I noticed that there are a lot of Warnings issued from my LSI controllers in the eventlogs. LSI support told me that this can be due to failing disks, but in my case it could be something else, related to my SMART monitoring tool...
Click to Read More
Concretely, I have two LSI SAS Controllers: a LSI SAS 9211-8i and a LSI SAS 9201-16i. Both have been updated with the Firmware 19.00.00.00 and I am using the drivers version 18.104.22.168 for Windows x64: LSI Adapter SAS2 2008 Falcon and LSI Adapter SAS 2 2116 Metero ROC(E). I didn't upgrade the bios of those cards as more recent versions are not compatible with my motherboard (See here).
I often noticed "Warnings" related to my two LSI adapters (with "LSI_SAS2" as a source) in my Event Log; either "Reset to device, \Device\RaidPort1, was issued." or "Reset to device, \Device\RaidPort2, was issued.". Those Warnings are usually followed by one or two other Warnings like "The IO operation at logical block address 0 for Disk 0 was retried." with "disk" as a source. The address and the disk number vary a lot but the Warnings appear very precisely every 180 seconds (3 minutes)
I read on the web that this is usually due to a timeout on accessing the disk and resulting in the controller to be reset. This issue is often solved by using the "High Performance" Power Plan Power with the option "PCI Express" > "Link State Power Management" set to "Off" ! But it didn't solve my own issue.

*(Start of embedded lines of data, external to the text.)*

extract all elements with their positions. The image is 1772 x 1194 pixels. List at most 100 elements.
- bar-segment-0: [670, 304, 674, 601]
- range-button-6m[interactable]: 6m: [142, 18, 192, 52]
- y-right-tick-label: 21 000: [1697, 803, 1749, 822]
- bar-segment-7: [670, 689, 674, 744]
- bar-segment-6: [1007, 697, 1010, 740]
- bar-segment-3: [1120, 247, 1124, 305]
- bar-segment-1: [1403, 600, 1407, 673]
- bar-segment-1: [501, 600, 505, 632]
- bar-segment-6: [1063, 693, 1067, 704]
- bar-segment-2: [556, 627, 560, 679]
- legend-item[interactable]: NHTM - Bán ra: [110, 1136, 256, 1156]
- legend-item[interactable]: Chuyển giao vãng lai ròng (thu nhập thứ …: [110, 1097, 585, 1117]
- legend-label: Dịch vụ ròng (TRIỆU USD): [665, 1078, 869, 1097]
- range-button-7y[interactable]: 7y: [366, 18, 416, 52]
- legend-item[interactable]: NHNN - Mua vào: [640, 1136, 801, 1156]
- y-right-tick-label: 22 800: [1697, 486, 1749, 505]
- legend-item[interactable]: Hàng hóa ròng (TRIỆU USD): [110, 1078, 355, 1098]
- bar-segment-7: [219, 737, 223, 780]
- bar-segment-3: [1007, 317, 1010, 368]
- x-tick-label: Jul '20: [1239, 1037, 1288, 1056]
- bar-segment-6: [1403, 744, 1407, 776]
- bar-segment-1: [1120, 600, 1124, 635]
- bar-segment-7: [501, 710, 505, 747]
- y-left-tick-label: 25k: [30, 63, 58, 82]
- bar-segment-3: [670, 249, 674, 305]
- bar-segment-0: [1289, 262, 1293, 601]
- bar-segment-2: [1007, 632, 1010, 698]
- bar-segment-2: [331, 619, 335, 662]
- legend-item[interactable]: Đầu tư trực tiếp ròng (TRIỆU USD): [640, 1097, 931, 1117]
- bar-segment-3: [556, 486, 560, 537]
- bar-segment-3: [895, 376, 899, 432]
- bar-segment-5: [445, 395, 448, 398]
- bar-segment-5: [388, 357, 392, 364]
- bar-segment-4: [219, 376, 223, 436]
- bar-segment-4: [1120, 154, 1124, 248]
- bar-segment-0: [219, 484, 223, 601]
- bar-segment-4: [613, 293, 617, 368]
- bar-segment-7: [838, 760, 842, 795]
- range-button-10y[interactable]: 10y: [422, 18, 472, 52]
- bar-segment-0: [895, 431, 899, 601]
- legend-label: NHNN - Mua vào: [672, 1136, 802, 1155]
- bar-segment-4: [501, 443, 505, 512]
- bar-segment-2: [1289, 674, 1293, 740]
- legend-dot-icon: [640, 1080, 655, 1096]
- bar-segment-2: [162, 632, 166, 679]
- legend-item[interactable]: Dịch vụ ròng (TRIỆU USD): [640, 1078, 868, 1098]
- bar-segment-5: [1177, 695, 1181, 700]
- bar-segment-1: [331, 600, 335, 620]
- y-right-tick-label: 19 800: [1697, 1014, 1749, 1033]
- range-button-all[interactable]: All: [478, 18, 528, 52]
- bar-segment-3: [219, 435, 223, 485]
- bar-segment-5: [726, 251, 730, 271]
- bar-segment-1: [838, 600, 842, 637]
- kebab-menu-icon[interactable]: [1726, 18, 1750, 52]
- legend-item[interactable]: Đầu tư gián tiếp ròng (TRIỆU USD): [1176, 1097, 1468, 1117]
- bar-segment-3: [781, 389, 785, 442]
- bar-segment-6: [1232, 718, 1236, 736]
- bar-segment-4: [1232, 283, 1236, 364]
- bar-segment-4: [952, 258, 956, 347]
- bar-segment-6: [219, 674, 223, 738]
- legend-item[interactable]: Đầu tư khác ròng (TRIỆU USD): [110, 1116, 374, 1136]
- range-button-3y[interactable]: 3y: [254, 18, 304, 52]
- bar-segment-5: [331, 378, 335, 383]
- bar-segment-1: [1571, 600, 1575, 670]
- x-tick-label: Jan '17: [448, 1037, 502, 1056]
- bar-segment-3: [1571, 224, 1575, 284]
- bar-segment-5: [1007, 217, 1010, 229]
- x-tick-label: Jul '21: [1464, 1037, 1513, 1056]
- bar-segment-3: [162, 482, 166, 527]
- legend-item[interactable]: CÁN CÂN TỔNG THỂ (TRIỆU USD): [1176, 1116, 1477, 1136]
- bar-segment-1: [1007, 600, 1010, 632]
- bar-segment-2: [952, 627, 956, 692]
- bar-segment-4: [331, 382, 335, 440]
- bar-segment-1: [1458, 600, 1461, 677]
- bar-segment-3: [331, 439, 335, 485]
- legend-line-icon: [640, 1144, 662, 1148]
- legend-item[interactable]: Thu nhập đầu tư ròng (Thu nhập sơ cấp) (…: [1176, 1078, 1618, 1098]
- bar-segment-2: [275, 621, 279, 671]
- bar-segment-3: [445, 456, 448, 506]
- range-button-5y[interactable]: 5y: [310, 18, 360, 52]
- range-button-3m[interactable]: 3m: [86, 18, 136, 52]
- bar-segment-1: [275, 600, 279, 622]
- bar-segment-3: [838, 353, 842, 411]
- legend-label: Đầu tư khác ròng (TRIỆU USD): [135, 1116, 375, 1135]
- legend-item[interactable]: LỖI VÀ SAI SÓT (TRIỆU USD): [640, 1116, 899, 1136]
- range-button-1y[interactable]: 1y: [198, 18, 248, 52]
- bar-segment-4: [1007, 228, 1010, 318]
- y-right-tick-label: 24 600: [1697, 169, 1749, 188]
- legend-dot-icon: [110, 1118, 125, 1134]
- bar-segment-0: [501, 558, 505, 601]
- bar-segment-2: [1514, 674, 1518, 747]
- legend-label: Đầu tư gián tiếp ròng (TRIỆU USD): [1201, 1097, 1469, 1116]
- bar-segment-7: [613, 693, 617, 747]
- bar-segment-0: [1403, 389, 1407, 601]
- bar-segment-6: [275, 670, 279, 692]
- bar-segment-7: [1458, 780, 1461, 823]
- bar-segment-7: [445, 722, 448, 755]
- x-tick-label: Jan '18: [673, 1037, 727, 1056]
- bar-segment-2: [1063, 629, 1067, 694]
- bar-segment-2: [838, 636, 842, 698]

I have therefore contacted LSI support and was told that "The resets are to the drives which are timing out. It is possible one or more of them have an issue. Replace the drive that has the highest number of resets on his port."

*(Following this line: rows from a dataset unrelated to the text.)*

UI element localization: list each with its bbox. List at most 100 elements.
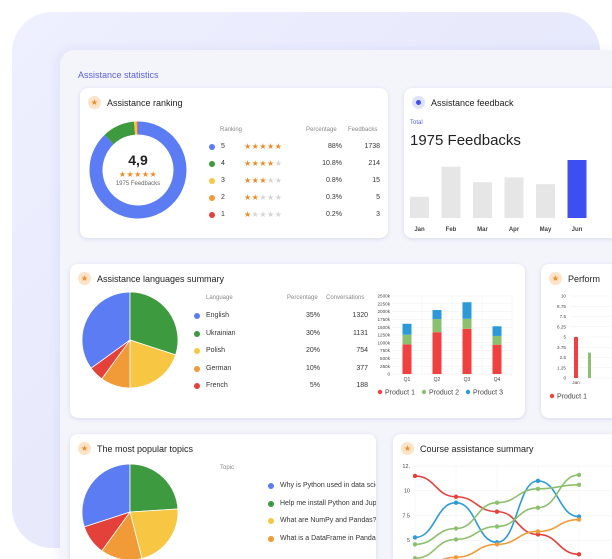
rank-feedbacks: 3 — [376, 211, 380, 218]
perf-bar — [588, 352, 591, 378]
language-conversations: 188 — [356, 382, 368, 389]
legend-label: Product 1 — [385, 390, 415, 397]
feedback-card: Assistance feedback Total 1975 Feedbacks… — [404, 88, 612, 238]
feedback-total-value: 1975 Feedbacks — [410, 132, 521, 149]
language-percentage: 5% — [309, 382, 320, 389]
legend-dot — [549, 393, 555, 399]
rank-stars: ★★★★★ — [244, 142, 282, 151]
series-point — [453, 555, 459, 559]
percentage-col-header: Percentage — [306, 127, 337, 133]
series-point — [576, 472, 582, 478]
performance-card-header: ★ Perform — [549, 272, 600, 285]
ranking-donut-chart — [89, 121, 187, 219]
star-empty-icon: ★ — [274, 210, 283, 219]
topic-color-dot — [268, 518, 274, 524]
pie-slice — [81, 463, 131, 528]
product-stacked-bar-chart: 2500k 2250k 2000k 1750k 1500k 1250k 1000k 750k 5… — [377, 294, 513, 397]
rank-value: 5 — [221, 143, 225, 150]
lang-percentage-col-header: Percentage — [287, 295, 318, 301]
y-tick-label: 5 — [407, 538, 410, 544]
star-filled-icon: ★ — [259, 176, 268, 185]
series-point — [494, 509, 500, 514]
star-empty-icon: ★ — [267, 176, 275, 185]
feedback-card-header: Assistance feedback — [412, 96, 514, 109]
feedback-bar — [441, 166, 461, 218]
language-percentage: 10% — [305, 364, 320, 372]
language-color-dot — [194, 348, 200, 354]
y-tick-label: 8.75 — [557, 304, 566, 309]
performance-bar-chart: 10 8.75 7.5 6.25 5 3.75 2.5 1.25 0 Jan Product 1 — [549, 294, 612, 401]
star-filled-icon: ★ — [244, 176, 252, 185]
rank-percentage: 0.3% — [326, 194, 342, 201]
series-point — [453, 494, 459, 499]
language-percentage: 20% — [305, 347, 320, 354]
topics-card-header: ★ The most popular topics — [78, 442, 193, 455]
y-tick-label: 2000k — [377, 309, 390, 314]
series-point — [412, 542, 418, 547]
language-conversations: 1131 — [352, 329, 368, 337]
rank-stars: ★★★★★ — [244, 210, 282, 219]
y-tick-label: 1000k — [377, 340, 390, 345]
x-tick-label: Q4 — [494, 377, 501, 383]
language-conversations: 754 — [356, 347, 368, 354]
ranking-feedback-count: 1975 Feedbacks — [115, 181, 161, 187]
star-icon: ★ — [88, 96, 101, 109]
x-tick-label: Q1 — [404, 377, 411, 383]
star-filled-icon: ★ — [267, 159, 275, 168]
star-empty-icon: ★ — [267, 193, 275, 202]
topics-pie-chart — [81, 463, 179, 559]
y-tick-label: 10 — [404, 489, 410, 495]
star-filled-icon: ★ — [244, 193, 252, 202]
star-empty-icon: ★ — [274, 176, 283, 185]
rank-value: 3 — [221, 177, 225, 184]
y-tick-label: 6.25 — [557, 324, 566, 329]
rank-color-dot — [209, 212, 215, 218]
y-tick-label: 7.5 — [402, 513, 410, 519]
topic-color-dot — [268, 483, 274, 489]
topic-color-dot — [268, 500, 274, 507]
topic-text: What is a DataFrame in Pandas? — [280, 534, 376, 542]
star-icon: ★ — [549, 272, 562, 285]
feedback-bar-chart: Jan Feb Mar Apr May Jun — [410, 160, 587, 233]
dashboard-window: Assistance statistics ★ Assistance ranki… — [60, 50, 612, 559]
star-filled-icon: ★ — [251, 159, 260, 168]
performance-title: Perform — [568, 273, 601, 284]
series-point — [412, 535, 418, 540]
legend-label: Product 1 — [557, 394, 587, 401]
stacked-bar-segment — [492, 344, 502, 374]
star-icon: ★ — [401, 442, 414, 455]
language-name: French — [206, 382, 228, 389]
series-point — [453, 537, 459, 542]
series-point — [412, 556, 418, 559]
y-tick-label: 12. — [402, 464, 410, 470]
pie-slice — [90, 339, 131, 380]
feedback-bar — [536, 184, 555, 218]
performance-card: ★ Perform 10 8.75 7.5 6.25 5 3.75 2.5 1.25 0 Jan P… — [541, 264, 612, 418]
feedback-x-label: Apr — [509, 227, 520, 233]
topic-text: Help me install Python and Jupyter Noteb… — [280, 499, 376, 507]
rank-feedbacks: 15 — [372, 177, 380, 184]
series-point — [494, 542, 500, 547]
ranking-score: 4,9 — [128, 152, 148, 168]
language-color-dot — [194, 365, 200, 372]
stacked-bar-segment — [462, 328, 472, 374]
star-icon: ★ — [78, 442, 91, 455]
y-tick-label: 2500k — [377, 294, 390, 299]
stacked-bar-segment — [432, 310, 442, 320]
language-name: English — [206, 312, 229, 319]
y-tick-label: 750k — [380, 348, 391, 353]
language-conversations: 1320 — [352, 312, 368, 319]
ranking-card-header: ★ Assistance ranking — [88, 96, 183, 109]
perf-bar — [574, 337, 578, 378]
stacked-bar-segment — [402, 323, 412, 335]
rank-color-dot — [209, 161, 215, 167]
y-tick-label: 10 — [561, 294, 567, 299]
topics-card: ★ The most popular topics Topic Why is P… — [70, 434, 376, 559]
x-tick-label: Q2 — [434, 377, 441, 383]
star-filled-icon: ★ — [251, 176, 260, 185]
stacked-bar-segment — [432, 319, 442, 333]
y-tick-label: 500k — [380, 356, 391, 361]
feedback-x-label: Jan — [414, 227, 425, 233]
rank-value: 1 — [221, 211, 225, 218]
star-empty-icon: ★ — [274, 159, 283, 168]
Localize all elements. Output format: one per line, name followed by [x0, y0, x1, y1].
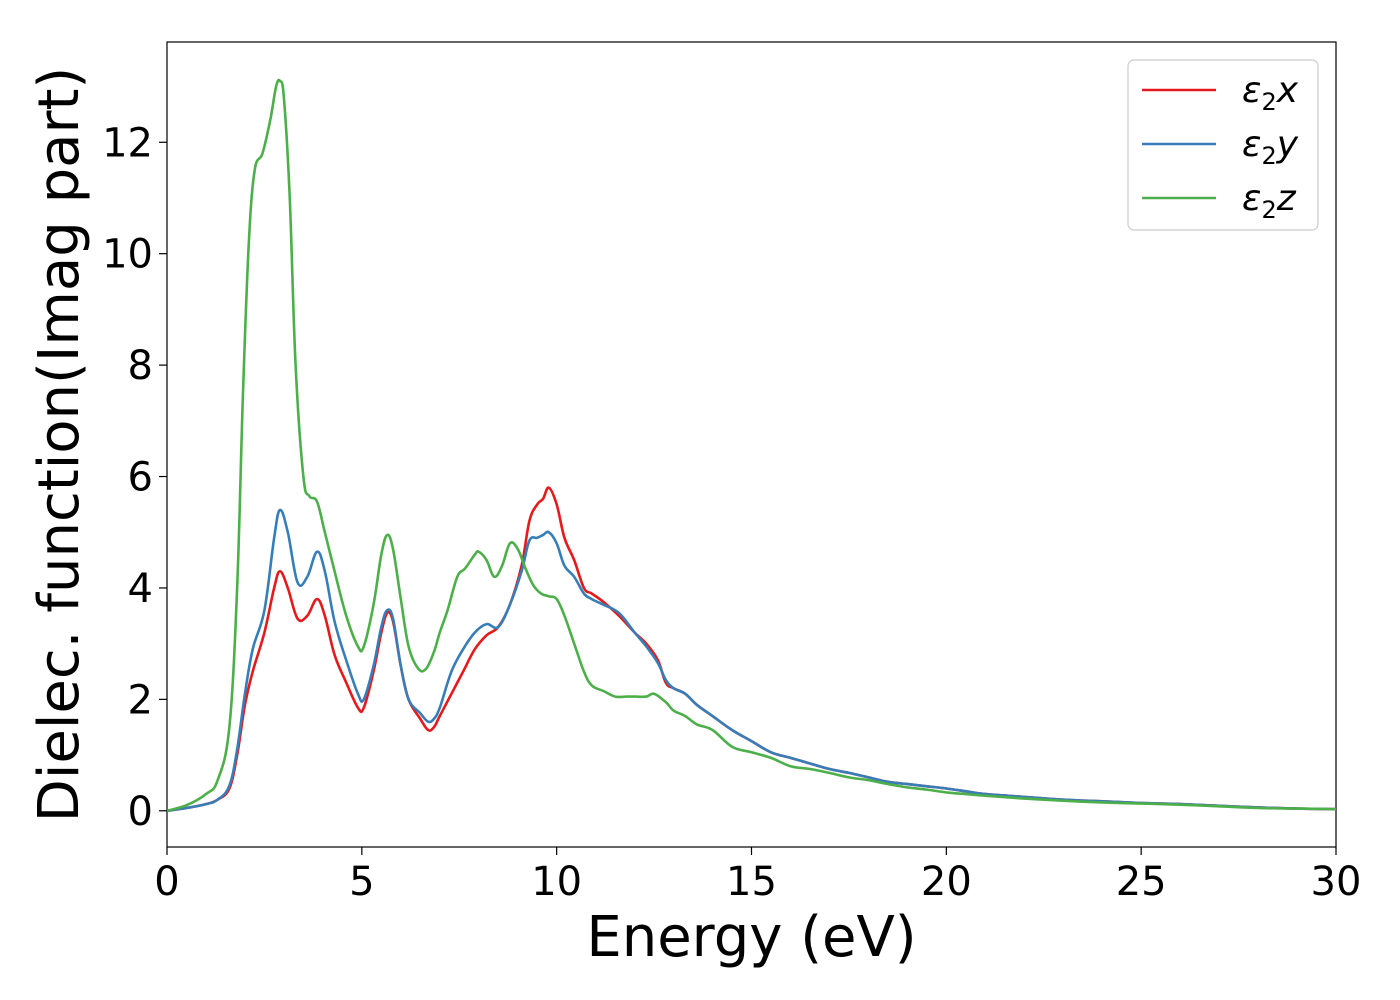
series-layer	[167, 78, 1336, 813]
y-tick-label: 2	[128, 677, 153, 723]
x-tick-label: 5	[349, 859, 374, 905]
y-tick-label: 10	[102, 232, 153, 278]
y-tick-label: 0	[128, 789, 153, 835]
x-tick-label: 0	[154, 859, 179, 905]
y-tick-label: 6	[128, 455, 153, 501]
x-axis-ticks: 0 5 10 15 20 25 30	[154, 847, 1361, 905]
y-tick-label: 4	[128, 566, 153, 612]
legend: ε2x ε2y ε2z	[1127, 59, 1319, 231]
legend-label-z: ε2z	[1242, 178, 1297, 224]
legend-box	[1127, 59, 1319, 231]
y-tick-label: 12	[102, 120, 153, 166]
x-tick-label: 10	[531, 859, 582, 905]
x-tick-label: 30	[1311, 859, 1362, 905]
y-tick-label: 8	[128, 343, 153, 389]
x-tick-label: 20	[921, 859, 972, 905]
y-axis-ticks: 0 2 4 6 8 10 12	[102, 120, 167, 835]
y-axis-title: Dielec. function(Imag part)	[27, 67, 92, 823]
series-line-z	[167, 78, 1336, 813]
legend-label-y: ε2y	[1242, 124, 1299, 170]
series-line-y	[167, 508, 1336, 813]
x-tick-label: 15	[726, 859, 777, 905]
legend-label-x: ε2x	[1242, 70, 1299, 116]
x-tick-label: 25	[1116, 859, 1167, 905]
x-axis-title: Energy (eV)	[586, 905, 916, 970]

I have the issue mostly with all my disks, so I didn't know where to start... especially as according to their SMART status, they were all definitively perfect. Could it therefore be due to the cables ? No idea yet... But looking once more the SMART details, I noticed that the Warnings where typically logged when I was refreshing those status.
I am using CrystalDiskInfo which is IMO definitively the best free SMART Monitoring tool... It is e.g. configured on my PC to send emails as soon as an SMART alert occurs... and... it is configured to check the SMART status every 3 minutes ! Gosh ! A refresh rate of 180 seconds?! That rings a bell and even a siren! I immediately disabled the SMART Monitoring and didn't get any Warning anymore. Trying other SMART tools, I noticed the same issue...
I did submit my findings to LSI and wait now on their feedback: is there any conflict at LSI SAS adapter level when accessing data on disk at the same time as the disk's SMART info?
That being said, I noticed also that most 99% of the Warnings are related to my 5 Seagate ST3000DM001. I seldom have Warnings for my Samsung HD204UI (patched to avoid data corruption when accessing SMART info!)